As Zhong mentioned, there are three categories that a hotel can belong to in the CPH program. “The first one is the entrant or superior category – it is mandatory for a property to fulfill four amenities - signage in Chinese within the property or hotel services directory needs to be in Chinese language, Chinese food – buffet breakfast, in-room free Wi-Fi, and in-room electric kettle. In the second tier (Deluxe), the property should accept payment by UnionPay and there needs to be Chinese speaking staff. In the third category (Premium), there should be Chinese TV channels, and Chinese restaurant (it would ensure that buffet breakfast is available in Chinese),” shared Zhong.
Zhong added that a major issue is free Wi-Fi offering, especially featuring properties in Europe and also in the US. This is one feature that travellers seek as part of their booking process, and the absence of free of cost option affects the booking.
Response from hotels
For their part, international hotel companies are looking at Chinese welcome program in an extensive manner.
Recently, Spanish entity Meliá Hotels International announced its Peng You staff training program; and a worldwide plan for 80 hotels to achieve the China Outbound Tourism Quality Service Certification (QSC), an accreditation recognized by the Chinese government.
The initiative from the European company, as shared by Zhong, covers what Ctrip is also seeking for CPH. Meliá is equipping its properties with Mandarin-speaking hotel staff, Chinese language TV channels, offering Chinese breakfast, a tea station, slippers, free Wi-Fi and cup noodles in the minibar, facilitating China Union Pay card acceptance etc.

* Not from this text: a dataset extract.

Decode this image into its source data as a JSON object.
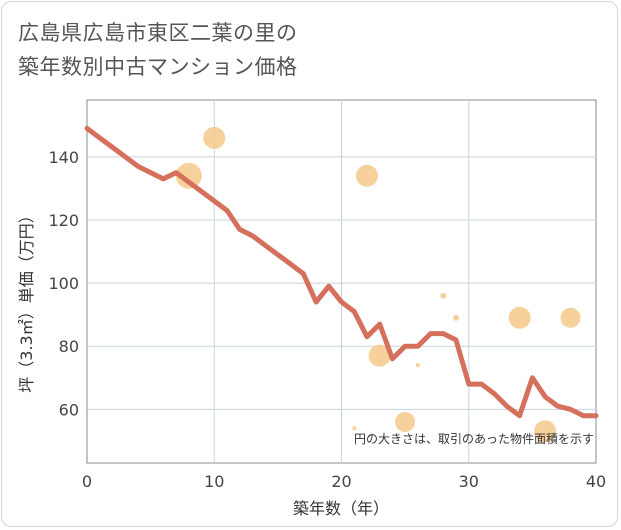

The pilot phase of the Peng You program is already in place in three hotels; Meliá Madrid Princesa, Meliá Barcelona Sarria and Meliá Nassau Beach. It is also being introduced in the Asia Pacific region.
In the next phase, the focus will be on Europe; specifically Spain, Italy, France, Germany and the UK, by next year.
The group stated that it is also targeting recommendation from Ctrip’s own ‘Hua Tag’ certification to ensure that its capabilities are communicated directly to the Chinese consumer.
Ctrip states that its objective is to reward hotels for their diligent effort to make Chinese guests comfortable. “We aren’t like global OTAs. We are based in China, and if hotels put an effort to understand travellers from this market, their marketing message would be sharper,” said Zhong.
A hotel that is part of CPH gets a tag alongside its name on Ctrip’s platform. “When one runs a mouse over the property they can see the services offered by the hotel, and when one clicks to reach the landing page the details of the program are also explained. Also, just like the price, star-rating and other filters for searching a property, a user can see all the hotels that are part of CPH get listed for a particular destination,” said Zhong.
Is there any way to differentiate between properties of different category under CPH or does Ctrip charge for any preferential treatment? Not really, said Zhong. The team really doesn’t go deeper than categorizing all the hotels that fall under one destination. “The objective is to inform users that there are hotels that are prepared to embrace Chinese travellers with special preparation. Their efforts are highly encouraged.”
How does a group or an independent hotel become part of CPH?
“We work with groups to acquire CPH hotels, like Best Western qualified 53 hotels. We vet all the requisite aspects, our local team or market managers interact with the hotels and then we decide upon allocation of CPH tag. It is one-time investment for a hotel, but as we have seen with the conversion rate, it definitely benefits everyone involved in a booking,” said Zhong.
Ctrip’s ranking algorithm considers hotels that fall under CPH and when a search happens, they do figure prominently in the listing.